While explaining the position of the government on the issue, Mr. Frank Nweke, Information Minister, stated: "It is an offence for anybody to contract a marriage or have a relationship with a person of the same sex. If you do, it carries a sentence of five years imprisonment without the option of fine, and if you aid or support in any way, anybody of the same sex to contract a relationship or marriage, it will also attract five years imprisonment."

Home to the world's largest Anglican province, Nigeria is leading the resistance against accepting gays in the Anglican Communion.
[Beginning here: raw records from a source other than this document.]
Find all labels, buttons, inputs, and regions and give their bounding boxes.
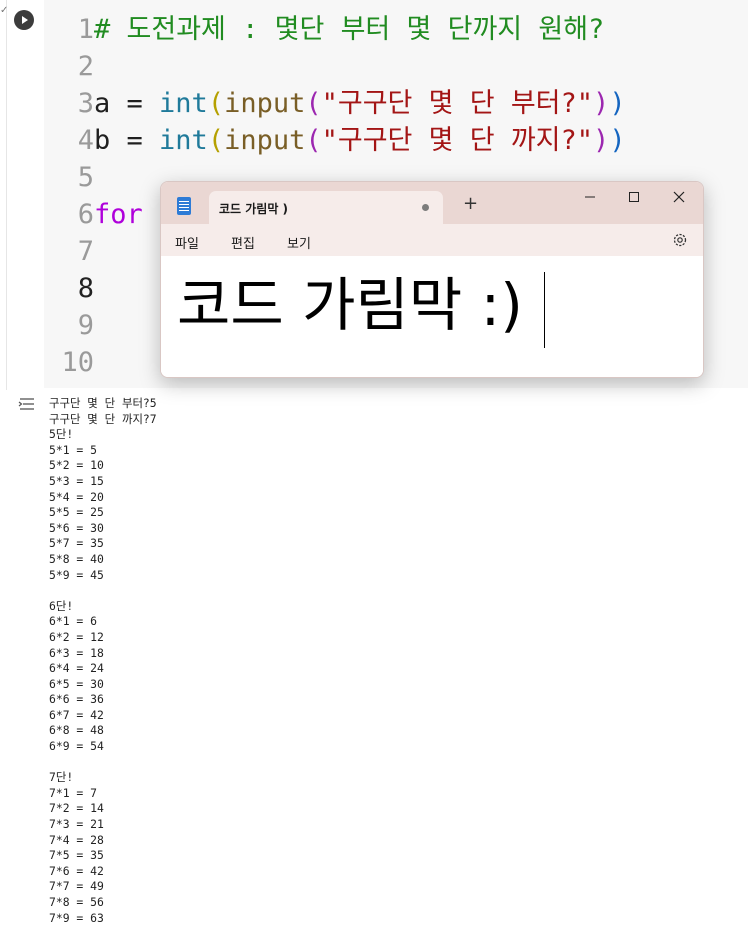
play-icon: [22, 16, 28, 24]
line-number: 10: [61, 347, 94, 378]
output-line: 5단!: [49, 427, 74, 442]
code-token: (: [305, 125, 322, 156]
output-line: 구구단 몇 단 까지?7: [49, 411, 157, 426]
code-line[interactable]: 4b = int(input("구구단 몇 단 까지?")): [44, 122, 626, 159]
output-line: 7*9 = 63: [49, 910, 104, 925]
code-line[interactable]: 5: [44, 159, 94, 196]
output-line: 6*1 = 6: [49, 614, 98, 629]
output-line: 5*1 = 5: [49, 442, 98, 457]
code-token: b =: [94, 125, 160, 156]
code-token: int: [159, 88, 208, 119]
output-line: 7*5 = 35: [49, 848, 104, 863]
code-line[interactable]: 1# 도전과제 : 몇단 부터 몇 단까지 원해?: [44, 11, 605, 48]
notepad-tab-title: 코드 가림막 ): [219, 202, 289, 216]
code-token: ): [593, 88, 610, 119]
notepad-titlebar[interactable]: 코드 가림막 ) +: [161, 182, 703, 224]
code-token: (: [305, 88, 322, 119]
notepad-window[interactable]: 코드 가림막 ) + 파일 편집 보기 코드 가림막:): [160, 181, 704, 378]
minimize-button[interactable]: [567, 182, 613, 212]
code-token: input: [224, 88, 306, 119]
output-line: 5*4 = 20: [49, 489, 104, 504]
line-number: 8: [77, 273, 94, 304]
output-line: 5*6 = 30: [49, 520, 104, 535]
code-token: "구구단 몇 단 부터?": [321, 88, 594, 119]
code-line[interactable]: 7: [44, 233, 94, 270]
output-line: 7*4 = 28: [49, 832, 104, 847]
notepad-menubar: 파일 편집 보기: [161, 224, 703, 257]
code-token: ): [609, 88, 626, 119]
menu-edit[interactable]: 편집: [231, 233, 255, 252]
code-token: int: [159, 125, 208, 156]
cell-output: 구구단 몇 단 부터?5 구구단 몇 단 까지?7 5단! 5*1 = 5 5*2 = …: [49, 396, 739, 926]
edit-mark: ✓: [0, 5, 9, 16]
text-caret: [544, 272, 545, 348]
output-line: 7단!: [49, 770, 74, 785]
unsaved-dot-icon[interactable]: [422, 204, 429, 211]
code-token: input: [224, 125, 306, 156]
menu-view[interactable]: 보기: [287, 233, 311, 252]
output-line: 6단!: [49, 598, 74, 613]
code-line[interactable]: 10: [44, 344, 94, 381]
output-menu-icon[interactable]: [18, 396, 36, 412]
code-token: ): [593, 125, 610, 156]
line-number: 5: [77, 162, 94, 193]
line-number: 1: [77, 14, 94, 45]
line-number: 4: [77, 125, 94, 156]
notepad-text: 코드 가림막 :): [177, 271, 523, 339]
notepad-editor[interactable]: 코드 가림막 :): [161, 256, 703, 377]
new-tab-button[interactable]: +: [463, 195, 478, 213]
output-line: 5*3 = 15: [49, 473, 104, 488]
notepad-tab[interactable]: 코드 가림막 ): [209, 191, 443, 224]
output-line: 7*1 = 7: [49, 785, 98, 800]
output-line: 6*5 = 30: [49, 676, 104, 691]
code-line[interactable]: 8: [44, 270, 94, 307]
line-number: 9: [77, 310, 94, 341]
code-token: a =: [94, 88, 160, 119]
output-line: 5*7 = 35: [49, 536, 104, 551]
code-line[interactable]: 9: [44, 307, 94, 344]
output-line: 6*6 = 36: [49, 692, 104, 707]
output-line: 6*8 = 48: [49, 723, 104, 738]
run-cell-button[interactable]: [14, 10, 34, 30]
maximize-icon: [629, 192, 639, 202]
line-number: 3: [77, 88, 94, 119]
output-line: 7*2 = 14: [49, 801, 104, 816]
minimize-icon: [585, 196, 595, 198]
line-number: 7: [77, 236, 94, 267]
menu-file[interactable]: 파일: [175, 233, 199, 252]
code-line[interactable]: 6for: [44, 196, 143, 233]
output-line: 6*7 = 42: [49, 707, 104, 722]
output-line: 5*8 = 40: [49, 551, 104, 566]
code-line[interactable]: 2: [44, 48, 94, 85]
output-line: 5*9 = 45: [49, 567, 104, 582]
output-line: 6*4 = 24: [49, 661, 104, 676]
cell-left-gutter: [0, 0, 7, 390]
line-number: 2: [77, 51, 94, 82]
output-line: 7*6 = 42: [49, 863, 104, 878]
code-token: ): [609, 125, 626, 156]
output-line: 구구단 몇 단 부터?5: [49, 396, 157, 410]
notepad-icon: [177, 197, 191, 215]
line-number: 6: [77, 199, 94, 230]
close-icon: [673, 191, 685, 203]
code-line[interactable]: 3a = int(input("구구단 몇 단 부터?")): [44, 85, 626, 122]
output-line: 7*7 = 49: [49, 879, 104, 894]
code-token: (: [207, 125, 225, 156]
close-button[interactable]: [656, 182, 702, 212]
output-line: 6*9 = 54: [49, 739, 104, 754]
output-line: 6*3 = 18: [49, 645, 104, 660]
code-token: "구구단 몇 단 까지?": [321, 125, 594, 156]
gear-icon[interactable]: [671, 231, 689, 249]
output-line: 7*3 = 21: [49, 817, 104, 832]
output-line: 6*2 = 12: [49, 629, 104, 644]
code-token: # 도전과제 : 몇단 부터 몇 단까지 원해?: [94, 14, 605, 45]
maximize-button[interactable]: [611, 182, 657, 212]
output-line: 5*2 = 10: [49, 458, 104, 473]
code-token: (: [207, 88, 225, 119]
output-line: 5*5 = 25: [49, 505, 104, 520]
output-line: 7*8 = 56: [49, 895, 104, 909]
code-token: for: [94, 199, 143, 230]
Among the clergy in Nigeria, they have never been equivocal in condemning the practice, which they regard as sinful. But, particularly, among the Anglicans, the controversy raised a notch ever since the ordination of an openly gay New Hampshire bishop in 2004. It exposed a deepening fault line between conservative Christianity flourishing in many developing countries and more liberal doctrines preached elsewhere. It also underscores a long-standing intolerance of homosexuality in Africa, which carries very secular implications.

Homosexuals are certainly not welcome in Nigeria's 17 million-member Anglican Church, whose primate, Archbishop Peter Akinola, condemned the consecration of the Rev. V. Gene Robinson as an openly gay bishop as a "satanic attack on the Church of God."
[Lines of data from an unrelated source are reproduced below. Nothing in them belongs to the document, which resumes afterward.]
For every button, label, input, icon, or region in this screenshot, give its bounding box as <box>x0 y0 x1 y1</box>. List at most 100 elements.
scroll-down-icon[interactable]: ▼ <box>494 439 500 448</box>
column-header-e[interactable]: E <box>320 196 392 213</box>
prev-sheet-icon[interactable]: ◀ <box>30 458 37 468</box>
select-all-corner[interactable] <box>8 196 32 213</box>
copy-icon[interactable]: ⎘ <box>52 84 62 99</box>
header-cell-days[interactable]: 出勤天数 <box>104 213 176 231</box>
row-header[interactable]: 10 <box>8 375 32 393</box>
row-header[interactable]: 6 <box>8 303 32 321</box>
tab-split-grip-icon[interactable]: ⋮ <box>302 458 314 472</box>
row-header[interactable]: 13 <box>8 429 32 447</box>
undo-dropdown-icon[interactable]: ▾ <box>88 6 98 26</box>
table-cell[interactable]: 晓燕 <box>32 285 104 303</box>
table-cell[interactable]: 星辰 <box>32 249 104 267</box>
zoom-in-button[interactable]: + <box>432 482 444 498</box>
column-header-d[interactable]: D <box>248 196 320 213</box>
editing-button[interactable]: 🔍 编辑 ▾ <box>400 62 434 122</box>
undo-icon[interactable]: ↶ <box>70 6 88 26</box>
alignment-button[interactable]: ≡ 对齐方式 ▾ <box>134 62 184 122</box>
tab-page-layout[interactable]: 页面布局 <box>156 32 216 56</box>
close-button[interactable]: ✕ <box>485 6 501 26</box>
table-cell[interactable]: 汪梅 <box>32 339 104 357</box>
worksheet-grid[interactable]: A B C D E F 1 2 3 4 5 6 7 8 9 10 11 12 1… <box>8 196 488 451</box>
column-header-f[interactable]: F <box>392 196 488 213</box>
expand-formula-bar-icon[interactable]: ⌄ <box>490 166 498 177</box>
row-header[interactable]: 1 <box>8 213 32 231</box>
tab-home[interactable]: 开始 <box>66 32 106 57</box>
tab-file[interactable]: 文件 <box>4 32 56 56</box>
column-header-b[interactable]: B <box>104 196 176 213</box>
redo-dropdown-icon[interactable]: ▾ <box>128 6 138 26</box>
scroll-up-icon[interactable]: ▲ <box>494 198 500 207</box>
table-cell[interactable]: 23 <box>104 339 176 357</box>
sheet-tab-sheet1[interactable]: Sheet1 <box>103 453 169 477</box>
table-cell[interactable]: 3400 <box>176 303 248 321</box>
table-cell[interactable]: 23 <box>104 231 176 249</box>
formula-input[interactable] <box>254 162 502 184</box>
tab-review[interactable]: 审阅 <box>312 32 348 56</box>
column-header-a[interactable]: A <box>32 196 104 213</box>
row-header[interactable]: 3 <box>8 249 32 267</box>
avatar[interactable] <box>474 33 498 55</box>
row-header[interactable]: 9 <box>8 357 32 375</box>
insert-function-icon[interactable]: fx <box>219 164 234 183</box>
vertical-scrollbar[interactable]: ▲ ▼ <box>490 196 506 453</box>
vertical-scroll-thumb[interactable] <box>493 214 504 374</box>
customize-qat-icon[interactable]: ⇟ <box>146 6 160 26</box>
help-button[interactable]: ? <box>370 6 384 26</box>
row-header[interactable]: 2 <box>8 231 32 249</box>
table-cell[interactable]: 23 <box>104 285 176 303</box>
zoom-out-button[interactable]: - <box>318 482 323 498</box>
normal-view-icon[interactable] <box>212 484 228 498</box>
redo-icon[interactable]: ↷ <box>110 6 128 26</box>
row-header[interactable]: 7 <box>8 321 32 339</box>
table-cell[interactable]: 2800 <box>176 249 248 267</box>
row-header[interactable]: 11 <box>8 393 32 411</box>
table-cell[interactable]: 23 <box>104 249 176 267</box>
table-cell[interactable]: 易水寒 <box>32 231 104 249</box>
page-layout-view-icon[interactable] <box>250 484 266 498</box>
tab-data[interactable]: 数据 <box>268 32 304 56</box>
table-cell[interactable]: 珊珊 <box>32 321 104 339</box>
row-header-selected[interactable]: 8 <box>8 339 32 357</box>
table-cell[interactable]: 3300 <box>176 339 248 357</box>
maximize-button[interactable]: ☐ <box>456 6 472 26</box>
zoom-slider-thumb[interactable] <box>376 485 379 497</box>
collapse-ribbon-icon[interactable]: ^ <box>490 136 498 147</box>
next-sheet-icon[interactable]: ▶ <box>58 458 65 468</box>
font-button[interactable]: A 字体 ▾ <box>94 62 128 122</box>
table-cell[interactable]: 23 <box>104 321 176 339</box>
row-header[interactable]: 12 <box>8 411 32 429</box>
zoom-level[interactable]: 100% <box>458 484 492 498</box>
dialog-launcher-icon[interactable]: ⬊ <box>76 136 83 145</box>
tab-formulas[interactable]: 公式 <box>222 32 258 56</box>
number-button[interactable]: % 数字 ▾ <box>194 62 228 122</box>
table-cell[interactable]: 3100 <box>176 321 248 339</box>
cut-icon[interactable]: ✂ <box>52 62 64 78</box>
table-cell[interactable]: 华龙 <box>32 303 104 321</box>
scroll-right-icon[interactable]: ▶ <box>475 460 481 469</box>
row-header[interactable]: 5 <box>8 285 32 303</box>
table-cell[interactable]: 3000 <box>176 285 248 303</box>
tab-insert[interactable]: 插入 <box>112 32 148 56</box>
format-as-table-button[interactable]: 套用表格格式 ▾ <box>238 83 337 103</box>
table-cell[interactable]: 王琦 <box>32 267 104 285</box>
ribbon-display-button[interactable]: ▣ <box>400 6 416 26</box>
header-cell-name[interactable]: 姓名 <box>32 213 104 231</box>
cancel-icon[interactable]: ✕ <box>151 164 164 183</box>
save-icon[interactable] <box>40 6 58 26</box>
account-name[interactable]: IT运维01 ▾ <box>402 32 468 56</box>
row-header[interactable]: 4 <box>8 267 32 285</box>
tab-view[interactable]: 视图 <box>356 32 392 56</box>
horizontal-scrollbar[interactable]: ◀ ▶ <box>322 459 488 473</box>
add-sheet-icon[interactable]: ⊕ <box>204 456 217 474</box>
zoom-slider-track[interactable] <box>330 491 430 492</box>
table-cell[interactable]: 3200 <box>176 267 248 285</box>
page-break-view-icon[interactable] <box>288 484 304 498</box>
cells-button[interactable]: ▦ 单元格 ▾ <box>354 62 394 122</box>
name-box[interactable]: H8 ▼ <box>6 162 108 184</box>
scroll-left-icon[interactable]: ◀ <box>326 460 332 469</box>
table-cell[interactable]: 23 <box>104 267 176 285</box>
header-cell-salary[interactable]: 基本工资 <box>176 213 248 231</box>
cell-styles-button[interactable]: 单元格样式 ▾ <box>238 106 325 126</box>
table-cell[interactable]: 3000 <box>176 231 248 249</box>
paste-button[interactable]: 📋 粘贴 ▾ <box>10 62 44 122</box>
Akinola severed relations both with Robinson's New Hampshire diocese and with a Canadian one last year for accepting homosexuals. Should the church formally split over homosexuality, Akinola-who has a large membership-is considered the likely leader of a conservative spinoff.

"Homosexuality is a deviation from the Scriptures," Dr. Adebola Ademowo, Archbishop of Lagos, declared in the wake of the controversy, which has put the Nigerian clergy in the forefront of the campaign against same sex marriage. "And we are not alone in this belief. All the other denominations here are just enthused with our stance. They are praying with us", Ademowo added.

"The most important thing is to encourage people to live holy lives, lives of chastity. That should supersede any other consideration", he concluded.

In 2002 in Jigawa State where sharia is practiced, the law caught up with a gay university student, who was killed. The fledgling gay rights group, Alliance Rights Nigeria, which advertises no office address have also gone underground in the face of stiff public disapproval of their attitude. To get them to grant press interviews is almost impossible. Those giving rare interviews to the press use pseudonyms beacuse they know the implications of coming out into the open with their views.

With this clarity of purpose and with the groundswell of support of the generality of Nigerians, Mr. Sunday Okobi, executive director, Total Health, wonders why the members of the National Assembly have been delaying in discussing the bill. He said since the pronouncement of the Federal Executive Council, many hailed the bill as one of public interest, which should be passed into law expeditiously. He said the bill has the potentials of instilling good morals into the youths of this country that would have otherwise being misled.

Speaking further, Okobi added: "Even among the adult population, the few misguided elements engaging in this ungodly practice would have been dealt with. An agency of the government said sometime ago that all homosexuals and lesbians would not be allowed to contest elective office in the 2007 general elections. It is my view that before we get to the election, the law should come into effect to deal with any known one among them. It, therefore, rests on this crop of our distinguished senators and honourable members of the National Assembly to write their names on the sands of history by passing this bill before the end of their legislative session".